Der Betreu­ungs­auf­wand von Schwe­dinnen, schreibt Sevcik, sei im Schnitt um 17 Prozent höher als derje­nige der Schwei­ze­rinnen. Zahlen seien nunmal Zahlen, findet er, mit einer Stati­stik belegen kann er sie aller­dings nicht. Dass Schweden eine Eltern­zeit von statt­li­chen 480 Tagen hat, erwähnt er eben­falls nicht. Würde ja auch seine These biss­chen kaputt machen. Er findet in seinem Essay aber eine andere, hieb- und stich­feste Beweis­lage für seine Theorie, dass Schweizer Frauen unglaub­lich bequem seien: Den Leser*innen empfiehlt er eine Fahrt „mit einer belie­bigen Schweizer S‑Bahn um 11 Uhr vormit­tags“, es habe dort „viele Frauen allen Alters“. Dabei sei 11 Uhr morgens eine Zeit, in der wirk­lich alle, die beschäf­tigt sind – im Büro, in der Indu­strie, der Gastro­nomie, Bildung oder im Verkauf –, eben beschäf­tigt sind. „Was also machen alle diese Frauen um diese Zeit in der S‑Bahn?“, fragt Sevcik. Nun, die kommen viel­leicht von einem Teil­zeitjob, sind auf dem Weg zu einem solchen, sind fertig mit ihrer Schicht im Verkauf (weisch, Sevcik, dort wo die „Beschäf­tigen“ arbeiten), waren gerade bei einem Kunden, sind Free­lan­ce­rinnen, sie sind viel­leicht auf dem Weg in die Kita, weil der Vater der Kinder keine Zeit hat (weil wir in einem Land leben, in dem die einfluss­reichste Partei den Vater­schafts­ur­laub als „Ferien“ bezeichnet und vehe­ment gegen dessen Einfüh­rung ankämpft). Aber was weiss ich schon, ich bin ja eigent­lich viel zu bequem, um mir solche Gedanken zu machen.
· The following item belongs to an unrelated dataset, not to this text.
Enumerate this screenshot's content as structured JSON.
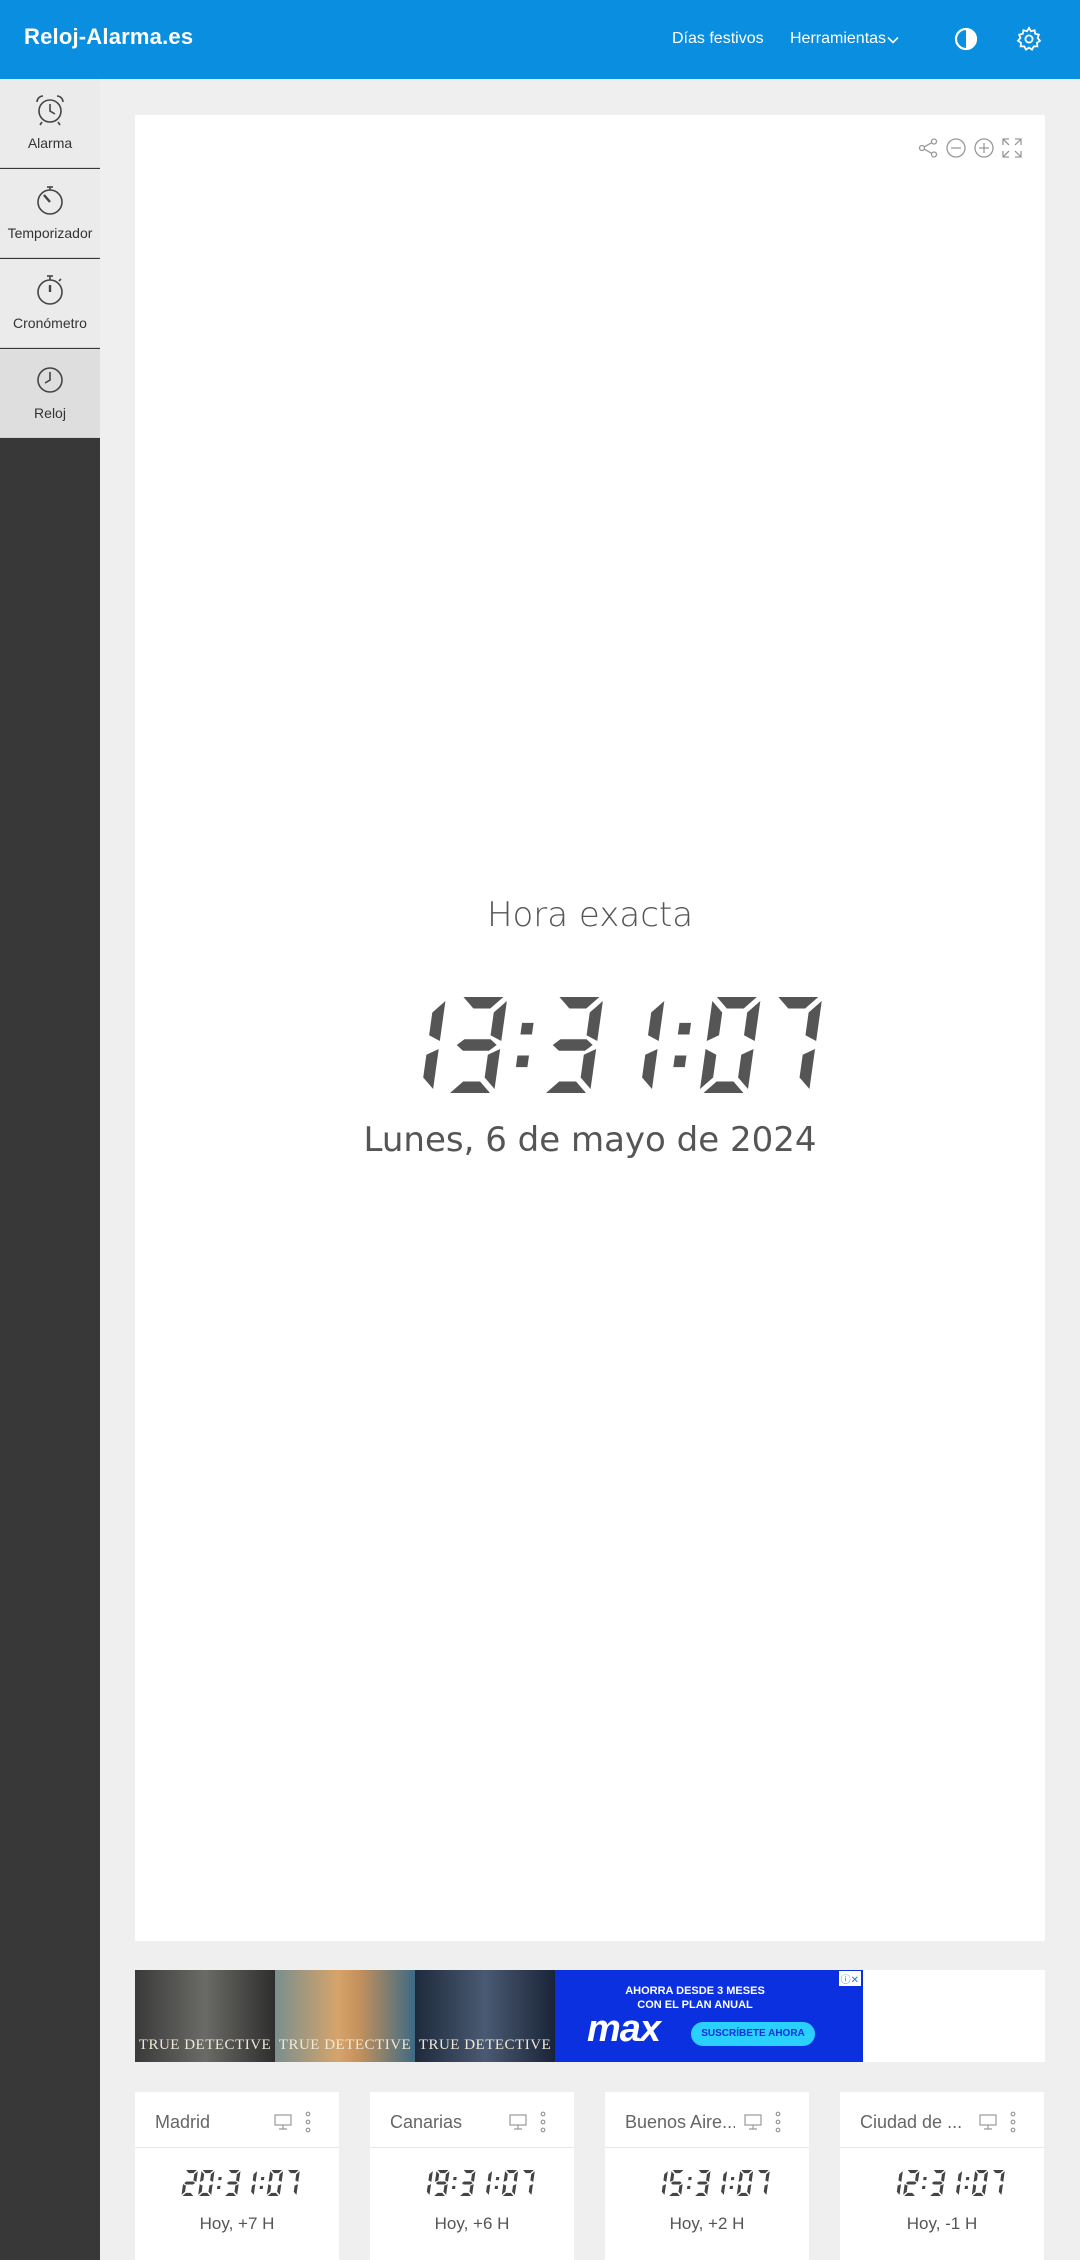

Sevcik hat aber nicht nur etwas gegen faule Frauen, er ist so gross­zügig und gibt ihnen gleich Tipps mit auf den Weg, damit es endlich klappt mit der Gleich­be­rech­ti­gung der Geschlechter in diesem Land. Es brauche verbind­liche Frau­en­quoten für Toppo­si­tionen – weil, Halle­luja Kapi­ta­lismus, ohne „Wille zur Macht“, wie Sevcik schreibt, geht eh gar nichts – und kosten­gün­stige, flächen­deckende Kitas. Klin­gelt da etwas? Genau, das sind zwei der vielen Punkte, die Feminist*innen in diesem Land seit Jahr­zehnten immer wieder einfor­dern. Unter anderem übri­gens auch am dies­jäh­rigen Frauen*streik, den Sevcik aber „kindisch“ findet. Sorry, liebe Zehn­tau­sende Frauen und soli­da­ri­sche Menschen, die im Juni auf die Strassen strömten. Einen echten System­wechsel gibts halt nur mit 17’000 Zeichen im Magazin der NZZ am Sonntag, und auch nur, wenn sie von einem wohl­ha­benden, weissen cis-Dude kommen. Des weiteren will Sevcik, dass Frauen eben­falls Militär- und Zivil­dienst leisten, weil „die selbst­er­nannte Leader­ship-Insti­tu­tion Armee zu dumm ist, um zu verstehen, dass unter den Stärk­sten, Mutig­sten und Schlau­sten des Landes rein stati­stisch etwa die Hälfte Frauen wären“, und sorry, ich bin kurz einge­schlafen, weil pseu­do­li­be­rale Parolen manchmal diesen Effekt auf mich haben, aber jeden­falls was zur Hölle hat ein auf Frauen ausge­dehnter Zwang mit Gleich­be­rech­ti­gung zu tun? Und zudem sollen Frauen (aber imfall auch Männer), die das Studium als „lustiges Konsum­er­lebnis sehen“ und die Frech­heit besitzen, danach Teil­zeit zu arbeiten, „ihr Studium zurück­zahlen“. An wen? Warum? Wird nicht erklärt.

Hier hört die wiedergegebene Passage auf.